The Dynamic HTML Document Object

One of the primary differences between the Dynamic HTML Object Model and the model currently supported by IE 3.0 is in the definition of the HTML document object (see Figure 4). The document object represents the Web page currently displayed within the window. It exposes the contents of the page through a series of properties, methods, events, and collections.
Document Object
Events onclick, ondblclick, onkeydown, onkeypress, onkeyup, onload, onmousedown, onmousemove, onmouseout, onmouseover, onmouseup, onmousewheel, onreadyStateChange, resize, onselectionchange, onhelp, onzoom, onenter, onexit, onbeforeupdate, onafterupdate
Methods write, writeLn, open, close, clear, save, new, rangeFromText, elementFromPoint, execCommand, rangeFromElement, rangeFromPoint, queryCommandState, queryCommandEnabled, queryCommandText, queryCommandSupported, execCommandShowHelp, queryCommandIndeterm, createElement, getMember, setMember
Properties linkColor, aLinkColor, vLinkColor, bgColor, fgColor, location, lastModified, title, cookie, referrer, body, domain, readyState, saved, scrollbars, keepScrollbarsVisible, zoom, URL, link, vlink, aLink
Collections anchors, links, forms, all, applets, frames, images, scripts, styleRules
Element objects are used to represent the HTML tags contained within the Web page. Every element object exposes a common set of properties and methods. In addition, each object exposes additional properties, methods, and events that are unique to the type of tag it represents.

Element Object
Methods scrollIntoView, contains, removeMember, getMember, setMember
Properties id, name, parentElement, tagname, Class, top, left, sourceIndex, style, form, document__
The document object exposes these element objects through a set of collections as illustrated in Figure 4. A collection is an array of element objects that are ordered based on the relative positions of their tags within the HTML source.
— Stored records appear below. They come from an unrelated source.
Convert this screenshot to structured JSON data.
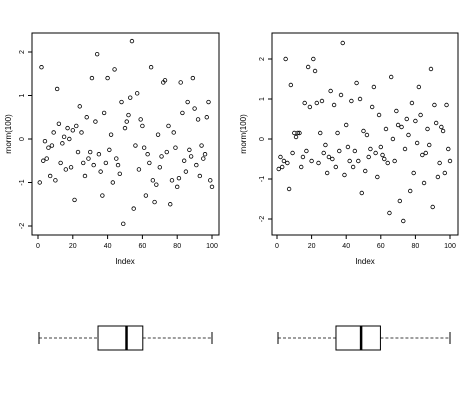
{
  "chart_data": [
    {
      "type": "scatter",
      "xlabel": "Index",
      "ylabel": "rnorm(100)",
      "xlim": [
        0,
        100
      ],
      "ylim": [
        -2.2,
        2.3
      ],
      "xticks": [
        "0",
        "20",
        "40",
        "60",
        "80",
        "100"
      ],
      "yticks": [
        "-2",
        "-1",
        "0",
        "1",
        "2"
      ],
      "x": [
        1,
        2,
        3,
        4,
        5,
        6,
        7,
        8,
        9,
        10,
        11,
        12,
        13,
        14,
        15,
        16,
        17,
        18,
        19,
        20,
        21,
        22,
        23,
        24,
        25,
        26,
        27,
        28,
        29,
        30,
        31,
        32,
        33,
        34,
        35,
        36,
        37,
        38,
        39,
        40,
        41,
        42,
        43,
        44,
        45,
        46,
        47,
        48,
        49,
        50,
        51,
        52,
        53,
        54,
        55,
        56,
        57,
        58,
        59,
        60,
        61,
        62,
        63,
        64,
        65,
        66,
        67,
        68,
        69,
        70,
        71,
        72,
        73,
        74,
        75,
        76,
        77,
        78,
        79,
        80,
        81,
        82,
        83,
        84,
        85,
        86,
        87,
        88,
        89,
        90,
        91,
        92,
        93,
        94,
        95,
        96,
        97,
        98,
        99,
        100
      ],
      "y": [
        -1.0,
        1.65,
        -0.5,
        -0.05,
        -0.45,
        -0.2,
        -0.85,
        -0.15,
        0.15,
        -0.95,
        1.15,
        0.35,
        -0.55,
        -0.1,
        0.05,
        -0.7,
        0.25,
        0.0,
        -0.65,
        0.2,
        -1.4,
        0.3,
        -0.3,
        0.75,
        0.15,
        -0.55,
        -0.85,
        0.5,
        -0.45,
        -0.3,
        1.4,
        -0.6,
        0.4,
        1.95,
        -0.35,
        -0.75,
        -1.3,
        0.6,
        -0.55,
        1.4,
        -0.25,
        0.1,
        -1.0,
        1.6,
        -0.45,
        -0.6,
        -0.8,
        0.85,
        -1.95,
        0.25,
        0.4,
        0.55,
        0.95,
        2.25,
        -1.6,
        -0.15,
        1.05,
        -0.7,
        0.45,
        0.3,
        -0.2,
        -1.3,
        -0.35,
        -0.55,
        1.65,
        -0.95,
        -1.45,
        -1.05,
        0.1,
        -0.65,
        -0.4,
        1.3,
        1.35,
        -0.3,
        0.3,
        -1.5,
        -0.95,
        0.15,
        -0.2,
        -1.1,
        -0.9,
        1.3,
        0.6,
        -0.5,
        -0.75,
        0.85,
        -0.25,
        -0.4,
        1.4,
        0.7,
        -0.6,
        0.45,
        -0.85,
        -0.15,
        -0.45,
        -0.35,
        0.5,
        0.85,
        -0.95,
        -1.1
      ]
    },
    {
      "type": "scatter",
      "xlabel": "Index",
      "ylabel": "rnorm(100)",
      "xlim": [
        0,
        100
      ],
      "ylim": [
        -2.2,
        2.5
      ],
      "xticks": [
        "0",
        "20",
        "40",
        "60",
        "80",
        "100"
      ],
      "yticks": [
        "-2",
        "-1",
        "0",
        "1",
        "2"
      ],
      "x": [
        1,
        2,
        3,
        4,
        5,
        6,
        7,
        8,
        9,
        10,
        11,
        12,
        13,
        14,
        15,
        16,
        17,
        18,
        19,
        20,
        21,
        22,
        23,
        24,
        25,
        26,
        27,
        28,
        29,
        30,
        31,
        32,
        33,
        34,
        35,
        36,
        37,
        38,
        39,
        40,
        41,
        42,
        43,
        44,
        45,
        46,
        47,
        48,
        49,
        50,
        51,
        52,
        53,
        54,
        55,
        56,
        57,
        58,
        59,
        60,
        61,
        62,
        63,
        64,
        65,
        66,
        67,
        68,
        69,
        70,
        71,
        72,
        73,
        74,
        75,
        76,
        77,
        78,
        79,
        80,
        81,
        82,
        83,
        84,
        85,
        86,
        87,
        88,
        89,
        90,
        91,
        92,
        93,
        94,
        95,
        96,
        97,
        98,
        99,
        100
      ],
      "y": [
        -0.75,
        -0.45,
        -0.7,
        -0.55,
        2.0,
        -0.6,
        -1.25,
        1.35,
        -0.35,
        0.15,
        0.05,
        0.15,
        0.15,
        -0.7,
        -0.45,
        0.9,
        -0.3,
        1.8,
        0.8,
        -0.55,
        2.0,
        1.7,
        0.9,
        -0.6,
        0.15,
        0.95,
        -0.35,
        -0.15,
        -0.85,
        -0.45,
        1.2,
        -0.5,
        0.85,
        -0.7,
        0.15,
        -0.3,
        1.1,
        2.4,
        -0.9,
        0.35,
        -0.2,
        -0.55,
        0.95,
        -0.7,
        -0.3,
        1.4,
        -0.55,
        1.0,
        -1.35,
        0.2,
        -0.8,
        0.1,
        -0.45,
        -0.25,
        0.8,
        1.3,
        -0.35,
        -0.95,
        0.6,
        -0.2,
        -0.4,
        -0.5,
        0.25,
        -0.6,
        -1.85,
        1.55,
        0.0,
        -0.55,
        0.7,
        0.35,
        -1.55,
        0.3,
        -2.05,
        -0.25,
        0.5,
        0.1,
        -1.3,
        0.9,
        -0.85,
        0.45,
        -0.1,
        1.3,
        0.6,
        -0.4,
        -1.1,
        -0.35,
        0.25,
        -0.15,
        1.75,
        -1.7,
        0.85,
        0.4,
        -0.95,
        -0.6,
        0.3,
        0.2,
        -0.85,
        0.85,
        -0.25,
        -0.55
      ]
    },
    {
      "type": "boxplot",
      "min": -2.0,
      "q1": -0.55,
      "median": 0.15,
      "q3": 0.55,
      "max": 2.25
    },
    {
      "type": "boxplot",
      "min": -2.05,
      "q1": -0.55,
      "median": 0.1,
      "q3": 0.6,
      "max": 2.4
    }
  ]
}
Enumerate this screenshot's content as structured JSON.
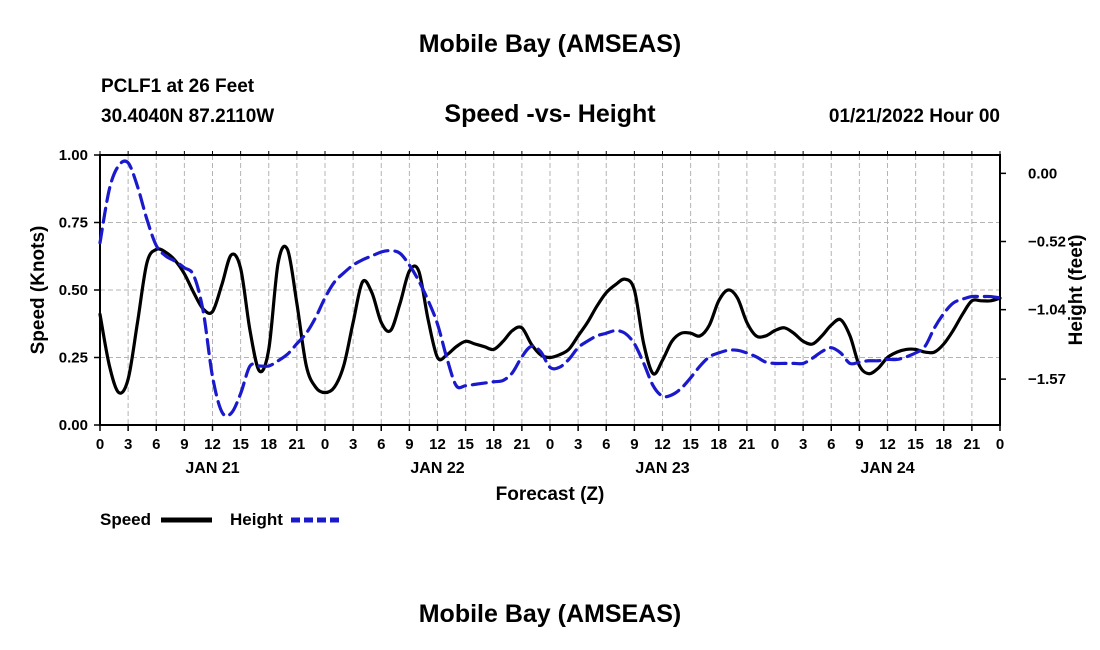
{
  "page": {
    "title_top": "Mobile Bay (AMSEAS)",
    "title_bottom": "Mobile Bay (AMSEAS)",
    "station": "PCLF1 at 26 Feet",
    "coords": "30.4040N  87.2110W",
    "datetime": "01/21/2022 Hour 00"
  },
  "chart_data": {
    "type": "line",
    "title": "Speed -vs- Height",
    "xlabel": "Forecast (Z)",
    "ylabel": "Speed (Knots)",
    "y2label": "Height (feet)",
    "xlim": [
      0,
      96
    ],
    "ylim": [
      0,
      1
    ],
    "y2lim": [
      -1.92,
      0.14
    ],
    "yticks": [
      "0.00",
      "0.25",
      "0.50",
      "0.75",
      "1.00"
    ],
    "y2ticks": [
      "0.00",
      "−0.52",
      "−1.04",
      "−1.57"
    ],
    "y2tick_values": [
      0.0,
      -0.52,
      -1.04,
      -1.57
    ],
    "x_tick_labels": [
      "0",
      "3",
      "6",
      "9",
      "12",
      "15",
      "18",
      "21",
      "0",
      "3",
      "6",
      "9",
      "12",
      "15",
      "18",
      "21",
      "0",
      "3",
      "6",
      "9",
      "12",
      "15",
      "18",
      "21",
      "0",
      "3",
      "6",
      "9",
      "12",
      "15",
      "18",
      "21",
      "0"
    ],
    "day_labels": [
      {
        "label": "JAN 21",
        "hour": 12
      },
      {
        "label": "JAN 22",
        "hour": 36
      },
      {
        "label": "JAN 23",
        "hour": 60
      },
      {
        "label": "JAN 24",
        "hour": 84
      }
    ],
    "legend": [
      {
        "name": "Speed",
        "color": "#000000",
        "style": "solid"
      },
      {
        "name": "Height",
        "color": "#1a1acc",
        "style": "dashed"
      }
    ],
    "series": [
      {
        "name": "Speed",
        "axis": "left",
        "color": "#000000",
        "style": "solid",
        "x": [
          0,
          1,
          2,
          3,
          4,
          5,
          6,
          7,
          8,
          9,
          10,
          11,
          12,
          13,
          14,
          15,
          16,
          17,
          18,
          19,
          20,
          21,
          22,
          23,
          24,
          25,
          26,
          27,
          28,
          29,
          30,
          31,
          32,
          33,
          34,
          35,
          36,
          37,
          38,
          39,
          40,
          41,
          42,
          43,
          44,
          45,
          46,
          47,
          48,
          49,
          50,
          51,
          52,
          53,
          54,
          55,
          56,
          57,
          58,
          59,
          60,
          61,
          62,
          63,
          64,
          65,
          66,
          67,
          68,
          69,
          70,
          71,
          72,
          73,
          74,
          75,
          76,
          77,
          78,
          79,
          80,
          81,
          82,
          83,
          84,
          85,
          86,
          87,
          88,
          89,
          90,
          91,
          92,
          93,
          94,
          95,
          96
        ],
        "y": [
          0.41,
          0.22,
          0.12,
          0.17,
          0.38,
          0.6,
          0.65,
          0.64,
          0.61,
          0.56,
          0.49,
          0.43,
          0.42,
          0.52,
          0.63,
          0.58,
          0.35,
          0.2,
          0.28,
          0.6,
          0.65,
          0.45,
          0.22,
          0.14,
          0.12,
          0.14,
          0.22,
          0.38,
          0.53,
          0.49,
          0.38,
          0.35,
          0.45,
          0.57,
          0.57,
          0.39,
          0.25,
          0.26,
          0.29,
          0.31,
          0.3,
          0.29,
          0.28,
          0.31,
          0.35,
          0.36,
          0.3,
          0.26,
          0.25,
          0.26,
          0.28,
          0.33,
          0.38,
          0.44,
          0.49,
          0.52,
          0.54,
          0.5,
          0.3,
          0.19,
          0.24,
          0.31,
          0.34,
          0.34,
          0.33,
          0.37,
          0.46,
          0.5,
          0.47,
          0.38,
          0.33,
          0.33,
          0.35,
          0.36,
          0.34,
          0.31,
          0.3,
          0.33,
          0.37,
          0.39,
          0.33,
          0.22,
          0.19,
          0.21,
          0.25,
          0.27,
          0.28,
          0.28,
          0.27,
          0.27,
          0.3,
          0.35,
          0.41,
          0.46,
          0.46,
          0.46,
          0.47
        ]
      },
      {
        "name": "Height",
        "axis": "right",
        "color": "#1a1acc",
        "style": "dashed",
        "x": [
          0,
          1,
          2,
          3,
          4,
          5,
          6,
          7,
          8,
          9,
          10,
          11,
          12,
          13,
          14,
          15,
          16,
          17,
          18,
          19,
          20,
          21,
          22,
          23,
          24,
          25,
          26,
          27,
          28,
          29,
          30,
          31,
          32,
          33,
          34,
          35,
          36,
          37,
          38,
          39,
          40,
          41,
          42,
          43,
          44,
          45,
          46,
          47,
          48,
          49,
          50,
          51,
          52,
          53,
          54,
          55,
          56,
          57,
          58,
          59,
          60,
          61,
          62,
          63,
          64,
          65,
          66,
          67,
          68,
          69,
          70,
          71,
          72,
          73,
          74,
          75,
          76,
          77,
          78,
          79,
          80,
          81,
          82,
          83,
          84,
          85,
          86,
          87,
          88,
          89,
          90,
          91,
          92,
          93,
          94,
          95,
          96
        ],
        "y": [
          -0.53,
          -0.12,
          0.06,
          0.08,
          -0.1,
          -0.35,
          -0.55,
          -0.63,
          -0.67,
          -0.72,
          -0.78,
          -1.05,
          -1.55,
          -1.82,
          -1.83,
          -1.68,
          -1.47,
          -1.47,
          -1.47,
          -1.43,
          -1.38,
          -1.3,
          -1.22,
          -1.1,
          -0.95,
          -0.83,
          -0.76,
          -0.7,
          -0.66,
          -0.63,
          -0.6,
          -0.59,
          -0.61,
          -0.7,
          -0.82,
          -0.97,
          -1.15,
          -1.41,
          -1.62,
          -1.62,
          -1.61,
          -1.6,
          -1.59,
          -1.58,
          -1.52,
          -1.4,
          -1.32,
          -1.36,
          -1.48,
          -1.48,
          -1.42,
          -1.33,
          -1.28,
          -1.24,
          -1.22,
          -1.2,
          -1.22,
          -1.3,
          -1.45,
          -1.62,
          -1.7,
          -1.69,
          -1.64,
          -1.56,
          -1.47,
          -1.4,
          -1.37,
          -1.35,
          -1.35,
          -1.37,
          -1.4,
          -1.44,
          -1.45,
          -1.45,
          -1.45,
          -1.45,
          -1.41,
          -1.36,
          -1.33,
          -1.37,
          -1.45,
          -1.44,
          -1.43,
          -1.43,
          -1.42,
          -1.42,
          -1.4,
          -1.37,
          -1.32,
          -1.18,
          -1.07,
          -0.99,
          -0.96,
          -0.94,
          -0.94,
          -0.94,
          -0.95
        ]
      }
    ]
  }
}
Collections expose a read-only length property that returns the number of element objects in the collection. They also expose two methods.
Figure 4: The Dynamic HTML Object Model
Figure 4: The Dynamic HTML Object Model

The item method provides access to the individual element objects within the collection. It takes a single parameter which can either be the element's name, id, or position:
 scripts.item(3).property 

images.item("logo").method
This method is the collection's default method and can be invoked implicitly:
 scripts(3).property

images("logo").method
The tags method returns a collection of element objects which represent the specified type of tag:
 IFrameTags = all.tags("IFRAME")

AreaTags = links.tags("AREA")
The all collection consists of every tag contained within the Web page whether or not the HTML Viewer recognizes them. The anchors, frames, forms, images, links, scripts, applets, and styleRules collections consist of subsets of the all collection—each one containing the element objects that correspond to its specific set of HTML tags (see Figure 4).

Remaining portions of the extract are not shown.